GroqStreamingIncompleteResponseError
groq.client.errors.GroqStreamingIncompleteResponseError
Stack trace
groq.client.errors.GroqStreamingIncompleteResponseError: Streaming response ended prematurely without completion token
File "/app/main.py", line 42, in generate_response
response = client.chat.completions.create(...)
File "/usr/local/lib/python3.10/site-packages/groq/client.py", line 210, in create
raise GroqStreamingIncompleteResponseError("Streaming response incomplete") Why it happens
Groq's streaming endpoint expects a complete response terminated by a specific end-of-stream token. Network interruptions, server-side timeouts, or client-side premature cancellations can cause the stream to end before this token is received, triggering this error.
Detection
Monitor streaming responses for abrupt termination without the expected end-of-stream token and log partial outputs to detect incomplete streams before raising errors.
Causes & fixes
Network instability or timeout causing the stream to cut off early
Implement retry logic with exponential backoff on streaming failures and ensure stable network connectivity.

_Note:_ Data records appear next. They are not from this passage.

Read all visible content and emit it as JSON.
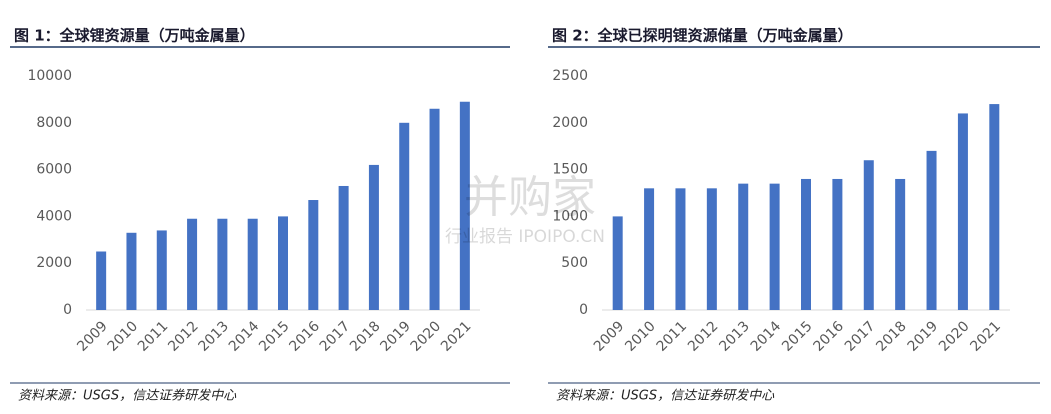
{
  "chart_data": [
    {
      "type": "bar",
      "title": "图 1：全球锂资源量（万吨金属量）",
      "source": "资料来源：USGS，信达证券研发中心",
      "categories": [
        "2009",
        "2010",
        "2011",
        "2012",
        "2013",
        "2014",
        "2015",
        "2016",
        "2017",
        "2018",
        "2019",
        "2020",
        "2021"
      ],
      "values": [
        2500,
        3300,
        3400,
        3900,
        3900,
        3900,
        4000,
        4700,
        5300,
        6200,
        8000,
        8600,
        8900
      ],
      "color": "#4472c4",
      "ylim": [
        0,
        10000
      ],
      "yticks": [
        0,
        2000,
        4000,
        6000,
        8000,
        10000
      ],
      "grid": false
    },
    {
      "type": "bar",
      "title": "图 2：全球已探明锂资源储量（万吨金属量）",
      "source": "资料来源：USGS，信达证券研发中心",
      "categories": [
        "2009",
        "2010",
        "2011",
        "2012",
        "2013",
        "2014",
        "2015",
        "2016",
        "2017",
        "2018",
        "2019",
        "2020",
        "2021"
      ],
      "values": [
        1000,
        1300,
        1300,
        1300,
        1350,
        1350,
        1400,
        1400,
        1600,
        1400,
        1700,
        2100,
        2200
      ],
      "color": "#4472c4",
      "ylim": [
        0,
        2500
      ],
      "yticks": [
        0,
        500,
        1000,
        1500,
        2000,
        2500
      ],
      "grid": false
    }
  ],
  "watermark": {
    "title": "并购家",
    "subtitle": "行业报告 IPOIPO.CN"
  }
}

Client-side code prematurely closing the stream or cancelling the request
Review client code to avoid cancelling or closing the stream before the full response is received.
Server-side Groq model hitting internal timeout or resource limits
Contact Groq support to check server logs and increase timeout or resource allocation if needed.
Code: broken vs fixed
from groq import GroqClient
client = GroqClient(api_key="mykey")
response = client.chat.completions.create(model="groq-llm", messages=[{"role": "user", "content": "Hello"}], stream=True) # This line triggers GroqStreamingIncompleteResponseError import os
from groq import GroqClient, GroqStreamingIncompleteResponseError
client = GroqClient(api_key=os.environ["GROQ_API_KEY"])
try:
response = client.chat.completions.create(model="groq-llm", messages=[{"role": "user", "content": "Hello"}], stream=True)
except GroqStreamingIncompleteResponseError:
# Retry once on incomplete stream
response = client.chat.completions.create(model="groq-llm", messages=[{"role": "user", "content": "Hello"}], stream=True)
print(response) Workaround
Wrap the streaming call in try/except GroqStreamingIncompleteResponseError, then buffer partial output and retry the request to recover from incomplete streams.
Prevention
Use robust network infrastructure, implement client-side retries with backoff, and monitor Groq server health to avoid premature stream termination.